The First Edition in English
CAMUS, Albert; Justin O'BRIEN (translator). The Myth of Sisyphus London: Hamish Hamilton. 1955.
“There is but one truly serious philosophical problem, and that is suicide. Judging whether life is or is not worth living amounts to answering the fundamental question of philosophy. All the rest—whether or not the world has three dimensions, whether the mind has nine or twelve categories—comes afterwards.”

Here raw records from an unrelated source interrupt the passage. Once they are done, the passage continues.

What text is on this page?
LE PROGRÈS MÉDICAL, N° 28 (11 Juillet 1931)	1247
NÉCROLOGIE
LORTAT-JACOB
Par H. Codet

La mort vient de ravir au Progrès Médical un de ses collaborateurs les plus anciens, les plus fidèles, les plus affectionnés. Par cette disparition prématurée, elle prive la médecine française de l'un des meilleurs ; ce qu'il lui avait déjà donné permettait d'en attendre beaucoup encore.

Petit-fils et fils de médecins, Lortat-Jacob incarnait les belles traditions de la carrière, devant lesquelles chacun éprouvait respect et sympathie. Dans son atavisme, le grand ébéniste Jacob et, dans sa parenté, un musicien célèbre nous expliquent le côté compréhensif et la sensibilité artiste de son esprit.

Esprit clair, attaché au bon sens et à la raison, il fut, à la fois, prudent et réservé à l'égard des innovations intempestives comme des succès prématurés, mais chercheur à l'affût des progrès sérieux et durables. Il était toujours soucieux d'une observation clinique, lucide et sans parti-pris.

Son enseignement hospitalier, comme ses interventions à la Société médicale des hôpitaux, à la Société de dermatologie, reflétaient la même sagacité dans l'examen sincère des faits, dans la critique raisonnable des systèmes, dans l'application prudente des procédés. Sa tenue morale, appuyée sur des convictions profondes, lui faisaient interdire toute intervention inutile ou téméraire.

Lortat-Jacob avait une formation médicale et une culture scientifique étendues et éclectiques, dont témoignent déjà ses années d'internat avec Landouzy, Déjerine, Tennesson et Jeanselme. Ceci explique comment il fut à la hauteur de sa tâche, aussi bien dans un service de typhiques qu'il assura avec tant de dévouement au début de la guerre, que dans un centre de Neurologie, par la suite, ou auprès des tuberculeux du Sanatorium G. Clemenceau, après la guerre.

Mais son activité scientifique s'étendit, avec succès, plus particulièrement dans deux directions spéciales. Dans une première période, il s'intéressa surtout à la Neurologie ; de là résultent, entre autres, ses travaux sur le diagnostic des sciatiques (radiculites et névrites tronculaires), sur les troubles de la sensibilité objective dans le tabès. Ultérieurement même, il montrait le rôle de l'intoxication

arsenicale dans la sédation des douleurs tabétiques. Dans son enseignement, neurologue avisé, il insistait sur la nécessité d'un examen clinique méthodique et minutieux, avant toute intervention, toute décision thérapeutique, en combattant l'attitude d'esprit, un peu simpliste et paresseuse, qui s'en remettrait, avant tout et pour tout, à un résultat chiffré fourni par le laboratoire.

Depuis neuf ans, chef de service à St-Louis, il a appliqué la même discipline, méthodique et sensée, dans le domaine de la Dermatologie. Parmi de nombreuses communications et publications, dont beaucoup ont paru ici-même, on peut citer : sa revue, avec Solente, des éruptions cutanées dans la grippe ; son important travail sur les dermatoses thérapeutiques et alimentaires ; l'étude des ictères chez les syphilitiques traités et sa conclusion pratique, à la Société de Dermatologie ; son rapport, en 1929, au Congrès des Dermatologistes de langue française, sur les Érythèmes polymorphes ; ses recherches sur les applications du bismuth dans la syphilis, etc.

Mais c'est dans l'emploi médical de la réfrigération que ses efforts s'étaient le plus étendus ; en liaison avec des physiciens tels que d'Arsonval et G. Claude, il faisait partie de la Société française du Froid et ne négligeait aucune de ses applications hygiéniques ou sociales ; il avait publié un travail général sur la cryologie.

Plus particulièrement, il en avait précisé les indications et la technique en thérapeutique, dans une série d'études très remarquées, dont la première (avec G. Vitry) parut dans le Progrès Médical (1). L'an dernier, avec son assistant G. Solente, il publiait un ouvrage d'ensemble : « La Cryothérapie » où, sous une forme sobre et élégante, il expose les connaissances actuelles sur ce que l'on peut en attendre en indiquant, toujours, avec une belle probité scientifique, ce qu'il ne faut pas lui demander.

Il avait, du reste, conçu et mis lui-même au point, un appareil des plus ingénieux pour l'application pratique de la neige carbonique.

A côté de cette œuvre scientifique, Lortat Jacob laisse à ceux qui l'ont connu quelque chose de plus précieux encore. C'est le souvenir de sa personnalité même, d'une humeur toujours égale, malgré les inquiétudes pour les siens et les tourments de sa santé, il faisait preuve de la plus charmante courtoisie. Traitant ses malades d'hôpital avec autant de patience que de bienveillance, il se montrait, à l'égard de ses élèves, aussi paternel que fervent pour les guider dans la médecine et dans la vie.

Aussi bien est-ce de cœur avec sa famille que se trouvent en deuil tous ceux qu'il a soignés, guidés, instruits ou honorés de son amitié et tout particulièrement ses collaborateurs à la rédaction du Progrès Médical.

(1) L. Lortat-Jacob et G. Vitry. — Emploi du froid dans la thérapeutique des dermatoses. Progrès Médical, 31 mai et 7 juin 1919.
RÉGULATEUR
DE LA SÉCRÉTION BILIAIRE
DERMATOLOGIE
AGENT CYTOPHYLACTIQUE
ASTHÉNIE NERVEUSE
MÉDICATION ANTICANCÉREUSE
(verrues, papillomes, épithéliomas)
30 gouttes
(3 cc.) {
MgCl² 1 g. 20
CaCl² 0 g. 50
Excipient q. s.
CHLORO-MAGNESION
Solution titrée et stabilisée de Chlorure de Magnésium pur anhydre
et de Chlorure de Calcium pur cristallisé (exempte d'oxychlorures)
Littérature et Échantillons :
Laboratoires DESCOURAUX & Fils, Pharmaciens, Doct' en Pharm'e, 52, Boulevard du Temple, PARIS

The Myth of Sisyphus, written “by a young man living in narrow exile in Paris during the bleakest early days of the Second World War” (James Wood), is a cry of revolt against passive despair. If there is no God to give meaning to our lives, we must confront the absence head-on, with something resembling joy. As with the titular Sisyphus, condemned to roll his rock uphill forever, it is a seemingly absurd proposition (“One must imagine Sisyphus happy"). Camus, moreover, spurns the tools of philosophical argumentation, of logic and reason, proceeding instead “as if religion is best countered by a rival form of belief, the belief that one cannot, must not, believe in God. […] [The work] is not a treatise but a tract, a tract aimed at evacuating God, and a promise to live by the rigour of that evacuation” (Wood).
Published in 1942, the same year as, and in some respects a companion to, the novel L’Étranger (The Stranger / The Outsider), The Myth of Sisyphus mobilises all the rhetorical skills of a literary artist (its unforgettable opening lines, quoted above, a case in point), persuading the reader to engage without prejudice or preconception. The work is appended by an essay on Franz Kafka, and the English edition includes translations of five further essays.
Still in print as a Penguin Modern Classic (where Wood’s introductory essay appears), Justin O’Brien’s translation has stood the test of time and remains the standard English version of the work.